There is one question that anarchists (no rulers) can't answer. Land ownership requires rulers. Either self-rule where each landowner is the ruler such as kingdom, dictatorship, oligarchy, or collective ruler where everybody gets together and makes laws of the land. No matter what, land ownership requires rules and rulers = government.
Anarchists will dance around that issue until the end of time.
You've put me in the uncomfortable position of believing one of these three options.
1) You suffer from a faulty memory.
2) You don't read anything that anarchists post in refutation of your claims.
3) You are a liar.
We've had this discussion before and I offered you concrete examples from history where land ownership existed and flourished in a stateless society.
If the search on this forum didn't suck walnuts through garden hoses, I'd offer it for you.
For those of you who aren't in one of those categories, here are two examples:
Kowloon walled city was a stateless society in Hong Kong in the 20th Century.

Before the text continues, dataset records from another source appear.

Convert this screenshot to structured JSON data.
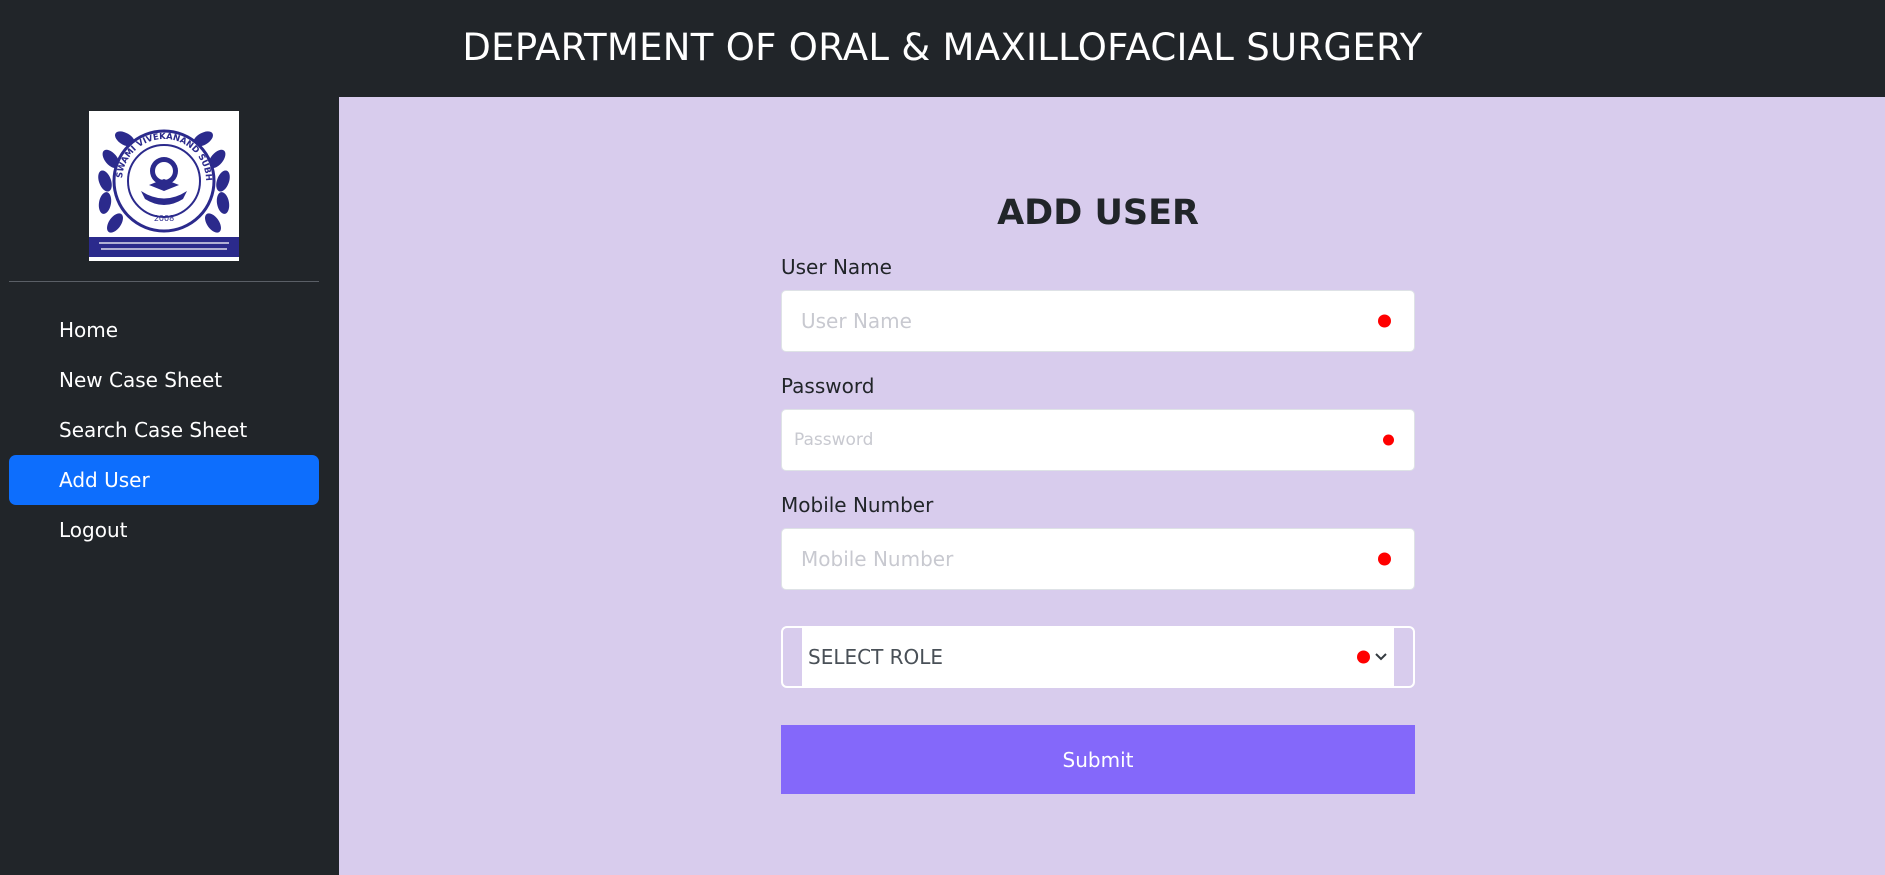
{
  "header": {
    "title": "DEPARTMENT OF ORAL & MAXILLOFACIAL SURGERY"
  },
  "sidebar": {
    "logo": {
      "icon": "university-seal-logo",
      "ring_text": "SWAMI VIVEKANAND SUBHARTI UNIVERSITY",
      "year": "2008"
    },
    "items": [
      {
        "label": "Home",
        "active": false
      },
      {
        "label": "New Case Sheet",
        "active": false
      },
      {
        "label": "Search Case Sheet",
        "active": false
      },
      {
        "label": "Add User",
        "active": true
      },
      {
        "label": "Logout",
        "active": false
      }
    ]
  },
  "form": {
    "title": "ADD USER",
    "username": {
      "label": "User Name",
      "placeholder": "User Name"
    },
    "password": {
      "label": "Password",
      "placeholder": "Password"
    },
    "mobile": {
      "label": "Mobile Number",
      "placeholder": "Mobile Number"
    },
    "role": {
      "value": "SELECT ROLE"
    },
    "submit_label": "Submit"
  },
  "colors": {
    "header_bg": "#212529",
    "main_bg": "#d8cced",
    "active_nav": "#0d6efd",
    "submit_bg": "#8468fa",
    "required_dot": "#ff0000"
  }
}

It existed for over 75 years. It was ruled by gangs for the first half of its existence. In the latter half, after the gangs were eliminated, somehow the inhabitants built up 6 square blocks into a 14-story megacity where over 30,000 people lived. Individuals lived in individual apartments. There were factories. There were regular businesses like restaurants and dentists. There were temples.
If someone who is actually reading this can offer guesses as to how such a thing is possible in the most densely populated patch of earth
ever, without property ownership, I'm all ears.
Ireland was a stateless society from ancient times until the 17th Century. In the middle ages there were actually two classes of people - those who owned land, and those who didn't. Their legal system (Yeah - legal system - as in system of laws, judges, courts, and all that other stuff that people are claiming aren't possible in a stateless society) apparently treated the "free" (landowners) differently from the "unfree" (those who didn't own land).
So they not only had a legal system, they not only had land ownership, but they also had
legal incentive to own land.
And no state.
By the way, women, minorities, and all sorts of people were allowed to own land in Ireland at that time. Something we didn't clean up in the statist world until after Ireland was invaded by England and finally subjugated by the systematic murder of 4 in every 10 people.
Am I dancing? Are
you dancing?
RiseAgainst, I was actually mad at you for your attitude in the beginning of this thread, but I apologize for that - you were simply ahead of the curve.